There’s no way to prepare for all the insensitive comments about adoption or awkward family moments, but here are three scenarios you might come up against — and ways to deal with them.
Looking Different
Q: My preteen recently told me she was upset because she doesn’t look like her cousins, whom she loves. Now she’s hinted that she doesn’t want to see them over the holidays. What can I do?
A: Nothing will shut down communication faster than pooh-poohing what your daughter feels or observes. Instead of trying to talk her out of her feelings, help her to identify the things she and her cousins have in common and to remember the special times they’ve shared.
Also, ask your daughter to think about her favorite companion. What is it about her pal that’s so special? How important to the friendship is that person’s physical appearance? If you can, tell your child about an instance when you, as a preteen, felt different or insecure, and explain how you dealt with it.
Reassure your daughter that her cousins love and enjoy her just the way she is — and that seeing her is one of the things they look forward to at the holidays.
Soccer, Anyone?
Q: My uncle Ted keeps asking my son whether he likes to play soccer, just because he’s adopted from South America. My son is getting annoyed. What should he say?
A: First, explain that Uncle Ted clearly wants to talk to your son, but doesn’t know enough about him to begin.
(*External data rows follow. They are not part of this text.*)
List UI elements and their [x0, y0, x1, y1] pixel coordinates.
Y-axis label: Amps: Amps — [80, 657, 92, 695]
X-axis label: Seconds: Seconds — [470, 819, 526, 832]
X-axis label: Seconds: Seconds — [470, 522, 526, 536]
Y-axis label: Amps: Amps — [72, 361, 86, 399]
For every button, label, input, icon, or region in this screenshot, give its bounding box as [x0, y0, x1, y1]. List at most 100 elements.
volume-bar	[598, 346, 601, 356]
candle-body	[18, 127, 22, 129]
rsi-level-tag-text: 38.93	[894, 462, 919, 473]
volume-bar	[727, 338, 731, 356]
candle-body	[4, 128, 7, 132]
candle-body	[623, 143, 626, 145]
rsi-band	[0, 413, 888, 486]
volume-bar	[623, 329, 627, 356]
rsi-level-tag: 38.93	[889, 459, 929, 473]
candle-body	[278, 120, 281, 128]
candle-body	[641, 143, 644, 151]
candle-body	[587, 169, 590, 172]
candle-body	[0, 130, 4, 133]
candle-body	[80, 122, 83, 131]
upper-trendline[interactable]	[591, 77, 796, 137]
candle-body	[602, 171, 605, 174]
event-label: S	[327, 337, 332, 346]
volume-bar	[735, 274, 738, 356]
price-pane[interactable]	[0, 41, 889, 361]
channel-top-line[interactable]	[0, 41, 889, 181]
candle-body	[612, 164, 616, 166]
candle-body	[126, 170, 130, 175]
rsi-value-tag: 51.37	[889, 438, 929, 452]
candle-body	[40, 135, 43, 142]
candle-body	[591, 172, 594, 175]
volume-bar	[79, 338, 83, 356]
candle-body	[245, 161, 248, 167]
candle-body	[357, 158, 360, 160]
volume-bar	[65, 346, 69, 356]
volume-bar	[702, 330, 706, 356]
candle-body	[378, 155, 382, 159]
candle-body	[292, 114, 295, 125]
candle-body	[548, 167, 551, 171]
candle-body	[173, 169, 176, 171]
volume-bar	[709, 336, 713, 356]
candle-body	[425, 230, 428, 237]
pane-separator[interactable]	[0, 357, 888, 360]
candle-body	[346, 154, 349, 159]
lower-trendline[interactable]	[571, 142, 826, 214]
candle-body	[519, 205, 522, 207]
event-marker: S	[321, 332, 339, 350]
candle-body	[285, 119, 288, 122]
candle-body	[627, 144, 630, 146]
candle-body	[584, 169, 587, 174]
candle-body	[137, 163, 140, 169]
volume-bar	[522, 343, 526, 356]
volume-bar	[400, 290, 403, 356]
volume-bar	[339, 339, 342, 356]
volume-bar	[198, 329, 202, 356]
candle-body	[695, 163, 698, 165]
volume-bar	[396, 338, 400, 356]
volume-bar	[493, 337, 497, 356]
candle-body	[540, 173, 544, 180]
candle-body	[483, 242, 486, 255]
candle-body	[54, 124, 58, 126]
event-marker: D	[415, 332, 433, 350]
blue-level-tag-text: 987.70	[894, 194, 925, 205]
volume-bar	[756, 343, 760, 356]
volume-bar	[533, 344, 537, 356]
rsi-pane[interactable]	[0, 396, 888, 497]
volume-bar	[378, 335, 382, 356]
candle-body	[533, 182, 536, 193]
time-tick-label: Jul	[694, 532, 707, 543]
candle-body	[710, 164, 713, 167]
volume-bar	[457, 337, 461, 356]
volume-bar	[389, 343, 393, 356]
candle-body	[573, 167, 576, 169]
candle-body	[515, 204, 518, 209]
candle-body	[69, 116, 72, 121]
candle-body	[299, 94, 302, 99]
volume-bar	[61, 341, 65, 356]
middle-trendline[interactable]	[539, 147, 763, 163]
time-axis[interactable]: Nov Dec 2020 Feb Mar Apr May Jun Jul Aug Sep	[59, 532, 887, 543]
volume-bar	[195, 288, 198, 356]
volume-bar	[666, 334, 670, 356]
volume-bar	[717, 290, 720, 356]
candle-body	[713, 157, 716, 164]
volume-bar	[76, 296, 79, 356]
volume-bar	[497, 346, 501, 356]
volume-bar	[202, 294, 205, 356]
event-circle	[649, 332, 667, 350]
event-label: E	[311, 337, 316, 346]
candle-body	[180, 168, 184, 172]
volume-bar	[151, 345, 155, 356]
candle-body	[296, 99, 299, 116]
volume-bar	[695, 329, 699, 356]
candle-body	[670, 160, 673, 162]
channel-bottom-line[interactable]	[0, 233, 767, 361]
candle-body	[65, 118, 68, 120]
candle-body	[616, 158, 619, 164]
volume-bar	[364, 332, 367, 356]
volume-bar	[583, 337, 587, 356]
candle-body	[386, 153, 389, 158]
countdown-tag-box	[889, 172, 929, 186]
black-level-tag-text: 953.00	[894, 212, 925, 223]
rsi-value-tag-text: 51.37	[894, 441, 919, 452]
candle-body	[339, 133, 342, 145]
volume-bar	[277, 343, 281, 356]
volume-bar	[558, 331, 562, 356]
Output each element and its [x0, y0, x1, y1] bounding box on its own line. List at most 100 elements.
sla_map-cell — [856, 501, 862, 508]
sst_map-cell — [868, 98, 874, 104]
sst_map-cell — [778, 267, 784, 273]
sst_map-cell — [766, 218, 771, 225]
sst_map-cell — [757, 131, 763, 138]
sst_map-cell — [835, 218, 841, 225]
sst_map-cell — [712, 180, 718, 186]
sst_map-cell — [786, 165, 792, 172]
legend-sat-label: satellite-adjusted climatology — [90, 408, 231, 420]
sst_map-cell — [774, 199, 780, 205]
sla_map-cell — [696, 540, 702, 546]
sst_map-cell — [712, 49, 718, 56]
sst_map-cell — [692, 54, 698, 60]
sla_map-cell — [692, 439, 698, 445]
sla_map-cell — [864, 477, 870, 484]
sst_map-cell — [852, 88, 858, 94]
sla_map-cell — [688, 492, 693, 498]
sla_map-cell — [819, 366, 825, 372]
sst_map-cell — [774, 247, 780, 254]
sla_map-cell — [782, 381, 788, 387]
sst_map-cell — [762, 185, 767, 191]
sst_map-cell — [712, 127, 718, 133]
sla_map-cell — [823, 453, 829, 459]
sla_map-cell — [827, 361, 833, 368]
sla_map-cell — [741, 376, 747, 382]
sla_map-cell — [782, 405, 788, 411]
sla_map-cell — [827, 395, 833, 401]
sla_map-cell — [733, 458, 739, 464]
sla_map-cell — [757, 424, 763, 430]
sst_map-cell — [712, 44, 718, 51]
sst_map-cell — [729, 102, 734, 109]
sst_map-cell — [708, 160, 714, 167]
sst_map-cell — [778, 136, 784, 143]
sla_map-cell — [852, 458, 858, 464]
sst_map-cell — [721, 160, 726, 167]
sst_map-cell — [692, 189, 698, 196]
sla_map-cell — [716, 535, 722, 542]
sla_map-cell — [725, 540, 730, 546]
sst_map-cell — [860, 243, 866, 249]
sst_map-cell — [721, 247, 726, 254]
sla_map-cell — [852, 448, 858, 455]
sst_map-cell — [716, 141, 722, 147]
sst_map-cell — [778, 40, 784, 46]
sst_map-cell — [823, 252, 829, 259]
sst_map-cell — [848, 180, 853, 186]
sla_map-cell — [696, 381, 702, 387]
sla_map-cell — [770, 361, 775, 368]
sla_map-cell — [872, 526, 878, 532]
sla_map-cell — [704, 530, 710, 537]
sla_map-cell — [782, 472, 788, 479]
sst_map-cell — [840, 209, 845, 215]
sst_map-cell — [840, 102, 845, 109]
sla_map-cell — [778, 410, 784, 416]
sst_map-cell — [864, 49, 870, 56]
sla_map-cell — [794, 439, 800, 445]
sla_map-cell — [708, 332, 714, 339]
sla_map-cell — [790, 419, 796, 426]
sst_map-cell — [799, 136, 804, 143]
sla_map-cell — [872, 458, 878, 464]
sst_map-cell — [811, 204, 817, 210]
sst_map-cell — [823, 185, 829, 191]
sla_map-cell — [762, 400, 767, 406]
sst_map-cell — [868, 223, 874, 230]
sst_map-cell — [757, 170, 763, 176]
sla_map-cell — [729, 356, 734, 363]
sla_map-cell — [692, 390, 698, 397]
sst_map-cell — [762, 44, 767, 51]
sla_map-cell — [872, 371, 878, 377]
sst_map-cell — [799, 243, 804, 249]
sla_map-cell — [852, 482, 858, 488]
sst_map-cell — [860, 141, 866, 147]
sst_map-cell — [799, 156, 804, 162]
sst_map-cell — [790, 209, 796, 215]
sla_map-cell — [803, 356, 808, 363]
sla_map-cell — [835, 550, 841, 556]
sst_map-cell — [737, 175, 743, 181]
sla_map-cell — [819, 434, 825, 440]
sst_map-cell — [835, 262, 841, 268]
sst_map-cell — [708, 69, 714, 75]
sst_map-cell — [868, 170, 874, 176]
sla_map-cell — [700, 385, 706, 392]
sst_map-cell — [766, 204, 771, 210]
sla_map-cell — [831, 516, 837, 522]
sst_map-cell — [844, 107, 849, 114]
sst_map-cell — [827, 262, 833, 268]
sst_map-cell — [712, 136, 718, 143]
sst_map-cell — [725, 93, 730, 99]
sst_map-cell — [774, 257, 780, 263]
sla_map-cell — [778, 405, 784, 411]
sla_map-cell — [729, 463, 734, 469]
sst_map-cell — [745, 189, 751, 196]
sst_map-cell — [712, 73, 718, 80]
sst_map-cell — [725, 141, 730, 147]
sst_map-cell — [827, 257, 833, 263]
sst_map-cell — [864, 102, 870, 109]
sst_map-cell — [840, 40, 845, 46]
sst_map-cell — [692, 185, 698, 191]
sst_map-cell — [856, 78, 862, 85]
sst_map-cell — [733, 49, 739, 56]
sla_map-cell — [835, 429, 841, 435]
Then teach your child to, neutrally and politely, deflect the soccer comments by getting Uncle Ted to talk about himself. He can say, “No, Uncle Ted. I don’t really play soccer, but I do enjoy my new drum set. What were you interested in at my age?”
Who knows? The two of them may discover lots of things to talk about, and, in the future, Uncle Ted may never have to use soccer as an icebreaker again!
Love Without Blood Ties
Q: At our last family gathering, my daughter overheard my aunt Betty ask me, “Before you get too old, aren’t you going to have children of your own?” Now she wants to avoid her like the plague. How can I smooth the waters?
A: First of all, it’s essential that your child understand that Aunt Betty was speaking about her own need to bear children — not yours. The underlying hint that you are somehow deprived (or unfulfilled) by not raising a biological child must be put to rest. Assure your child that parenting her has been the most rewarding experience of your life — and that she is very much “your own.”
Next, tell her that Aunt Betty has never adopted a child, so she may not understand the special closeness you share. Explain that there are always people who can’t comprehend love without blood ties. Let her know how much you believe they are missing.
Lastly, assure your child that you’ve spoken to Aunt Betty to clear up any misconceptions — and, as a result, you feel she understands more now than she did before, and she won’t be making such comments again.